Patterning of a biomaterial, for example on the bottom of a culture plate, may be performed. Once such plate comprises cylindrical wells about 1 cm tall, so that the tip of the deposition head is preferably inserted into the wells. In some applications, the head may then be tilted in two angular directions to accomplish the patterning. Preferably an optical alignment system detects the position of the wells.
For these and many other applications, the alignment of deposited material to target features and to previously deposited material is often critical.
Picoliter amounts of biomaterial were deposited onto the tips of an array of micro-needles. The micro-needles tapered from 50 microns at the base to 5 microns at the tip, and are about 200 microns tall. A video camera was used to image the entire array of micro-needles. The offset between the camera and deposition head was known, so the position information was converted to the distance to the start position (i.e. the first needle).

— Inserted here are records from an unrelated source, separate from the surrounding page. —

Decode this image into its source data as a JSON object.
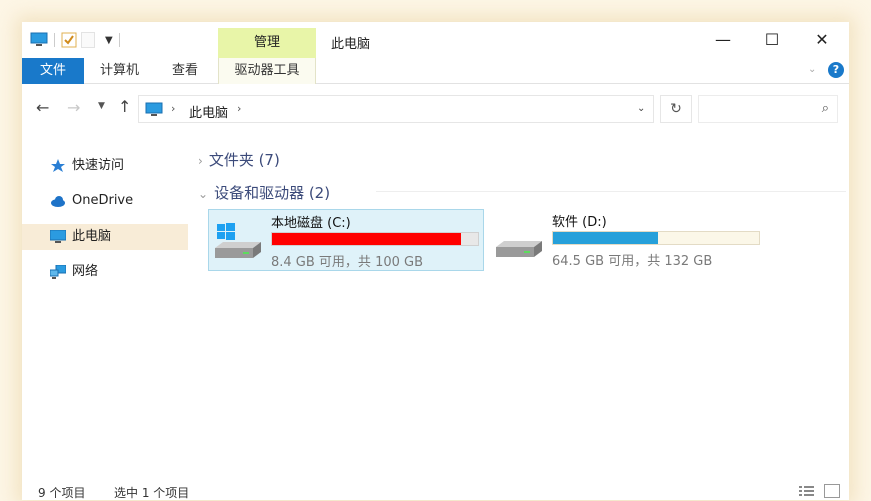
{
  "window": {
    "title": "此电脑",
    "contextual_tab": "管理",
    "controls": {
      "minimize": "—",
      "maximize": "☐",
      "close": "✕"
    }
  },
  "ribbon": {
    "file_tab": "文件",
    "tabs": [
      "计算机",
      "查看"
    ],
    "contextual_tab": "驱动器工具",
    "help": "?"
  },
  "address": {
    "crumb": "此电脑",
    "search_placeholder": ""
  },
  "sidebar": {
    "items": [
      {
        "label": "快速访问",
        "icon": "star-icon"
      },
      {
        "label": "OneDrive",
        "icon": "cloud-icon"
      },
      {
        "label": "此电脑",
        "icon": "computer-icon",
        "selected": true
      },
      {
        "label": "网络",
        "icon": "network-icon"
      }
    ]
  },
  "content": {
    "groups": [
      {
        "label": "文件夹 (7)",
        "expanded": false
      },
      {
        "label": "设备和驱动器 (2)",
        "expanded": true
      }
    ],
    "drives": [
      {
        "name": "本地磁盘 (C:)",
        "free_text": "8.4 GB 可用，共 100 GB",
        "used_fraction": 0.916,
        "bar_color": "#ff0000",
        "selected": true
      },
      {
        "name": "软件 (D:)",
        "free_text": "64.5 GB 可用，共 132 GB",
        "used_fraction": 0.511,
        "bar_color": "#26a0da",
        "selected": false
      }
    ]
  },
  "status": {
    "count": "9 个项目",
    "selected": "选中 1 个项目"
  },
  "colors": {
    "accent": "#1979ca",
    "contextual_tab_bg": "#e8f5a8",
    "selection_bg": "#dff2f9"
  }
}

Although the present invention has been described in detail with reference to particular preferred and alternative embodiments, persons possessing ordinary skill in the art to which this invention pertains will appreciate that various modifications and enhancements may be made without departing from the spirit and scope of the Claims that follow, and that other embodiments can achieve the same results. The various configurations that have been disclosed above are intended to educate the reader about preferred and alternative embodiments, and are not intended to constrain the limits of the invention or the scope of the Claims. Variations and modifications of the present invention will be obvious to those skilled in the art and it is intended to cover all such modifications and equivalents. The entire disclosures of all patents and publications cited above are hereby incorporated by reference.